Traffic at the I-10 & I-405 interchange in Los Angeles, California (by Mario Roberto Duran Ortiz)
In response to an EPA proposal to freeze emissions and fuel economy standards, California said it will not honor federal vehicle certifications if the proposal goes through.
"The California Air Resources Board (CARB) has proposed amending the California Low-Emission Vehicle III Greenhouse Gas Emission Regulation to ensure that cars and light-duty trucks for model years 2022-2025 continue to meet California standards even if Federal standards are frozen," reads a statement from CARB reprinted in Green Car Congress.
Under a 2012 agreement with the EPA (which regulates emissions standards, including those of carbon dioxide) and NHTSA (which has statutory authority over fuel economy), California agreed that cars would be "deemed to comply" with California standards if they were approved by the federal agencies under standards as strict as the state's. Now the state says it will repeal that provision of its regulations if NHTSA and the EPA roll back increases that all three agencies and the automakers agreed to at that time.
"To ensure that the effects of any federal weakening for model years 2021 through 2025 are not felt in California, CARB is proposing amendments to its LEV III greenhouse gas emission regulations to clarify that the “deemed to comply” option is available only for the currently adopted federal greenhouse gas regulations," the statement reads.

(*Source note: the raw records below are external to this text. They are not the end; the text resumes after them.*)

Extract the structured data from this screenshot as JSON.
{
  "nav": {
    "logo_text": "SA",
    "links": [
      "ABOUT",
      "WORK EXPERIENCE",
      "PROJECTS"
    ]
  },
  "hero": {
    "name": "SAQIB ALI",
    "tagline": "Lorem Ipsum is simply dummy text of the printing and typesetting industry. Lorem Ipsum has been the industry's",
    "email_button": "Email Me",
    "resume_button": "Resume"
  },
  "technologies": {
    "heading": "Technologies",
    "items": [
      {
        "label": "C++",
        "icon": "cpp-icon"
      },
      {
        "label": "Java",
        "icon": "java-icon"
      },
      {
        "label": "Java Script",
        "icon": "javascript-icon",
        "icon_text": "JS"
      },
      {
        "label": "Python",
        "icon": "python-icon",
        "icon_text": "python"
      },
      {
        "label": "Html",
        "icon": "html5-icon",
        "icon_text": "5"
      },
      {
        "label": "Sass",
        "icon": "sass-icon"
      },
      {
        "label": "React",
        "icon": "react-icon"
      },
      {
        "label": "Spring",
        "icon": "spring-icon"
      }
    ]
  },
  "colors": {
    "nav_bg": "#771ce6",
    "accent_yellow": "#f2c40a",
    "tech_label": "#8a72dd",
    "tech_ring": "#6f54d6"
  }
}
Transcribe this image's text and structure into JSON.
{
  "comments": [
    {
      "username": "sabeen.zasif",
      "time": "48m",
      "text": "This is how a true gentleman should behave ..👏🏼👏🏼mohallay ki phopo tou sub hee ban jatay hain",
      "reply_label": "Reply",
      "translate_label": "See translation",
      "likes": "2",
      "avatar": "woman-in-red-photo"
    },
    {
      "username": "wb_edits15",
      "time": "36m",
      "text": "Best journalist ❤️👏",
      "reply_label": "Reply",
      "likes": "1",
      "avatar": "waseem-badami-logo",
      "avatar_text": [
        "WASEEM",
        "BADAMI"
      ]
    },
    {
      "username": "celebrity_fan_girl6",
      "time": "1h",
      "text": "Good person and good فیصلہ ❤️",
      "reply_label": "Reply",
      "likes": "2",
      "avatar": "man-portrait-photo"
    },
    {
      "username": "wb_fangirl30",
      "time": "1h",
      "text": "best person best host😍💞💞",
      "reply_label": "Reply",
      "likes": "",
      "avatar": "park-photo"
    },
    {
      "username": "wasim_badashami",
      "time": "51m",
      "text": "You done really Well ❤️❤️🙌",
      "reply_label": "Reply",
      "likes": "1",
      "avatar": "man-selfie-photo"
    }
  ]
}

This is the first step toward the divergence of federal and state standards that have been harmonized since 2012.
Automakers, which lobbied the Trump Administration to loosen the standards, insisted at the same time that their top priorities were to have a single national standard and to have regulatory certainty about what standards would be in force going forward.
Based on California's statement, it now looks like automakers may get neither.
Under California's new statement, If the EPA, and NHTSA succeed in freezing fuel economy standards, automakers may have to have to recertify cars in California that are already certified nationally. That's exactly the situation the automakers have said they want to avoid.
To address this problem, the Trump Administration proposal lays out a plan to rescind California's legal waiver to set its own fuel economy standard, which would render the California statement moot. California was granted that right in 1970 under the Clean Air Act, both because it has unique climate problems that trap smog in the air over California cities and because the state started regulating air quality and vehicle emissions before the federal government did.
The joint EPA/NHTSA proposal, dubbed the Safer and Affordable Fuel Efficient Vehicles Proposed Rule (SAFER), suggests that the 1975 Energy Policy and Conservation Act never granted California the right to set its own standards. The EPA and the NHTSA noted that the 1970 Clean Air Act gives the EPA the right to refuse to grant the state an emissions waiver.
Revoking an existing waiver, however, would be unprecedented, says Simon Mui, senior scientist for California vehicles and fuels at the Natural Resources Defense Council. When it granted the state's current waiver, the EPA approved of California's current plans in perpetuity (if not necessarily the idea of allowing the state to raise standards further.) "It would be a really high legal bar for the EPA to revoke the waiver," he said in an interview with Green Car Reports.
"To revoke the waiver, the EPA would have to show that California no longer has unique problems with air quality or climate change or that California was arbitrary and capricious in setting its standards," Mui said. "In short, they would have to construct a world where California doesn't have wildfires, sends all its water to the ocean, and where California's emissions standards aren't helping."
In conjunction with 16 other states, California has already launched a lawsuit against the EPA over the proposal to freeze the standards, virtually guaranteeing that the proposal will be tied up in court for years with an uncertain result—the other outcome the automakers lobbied against.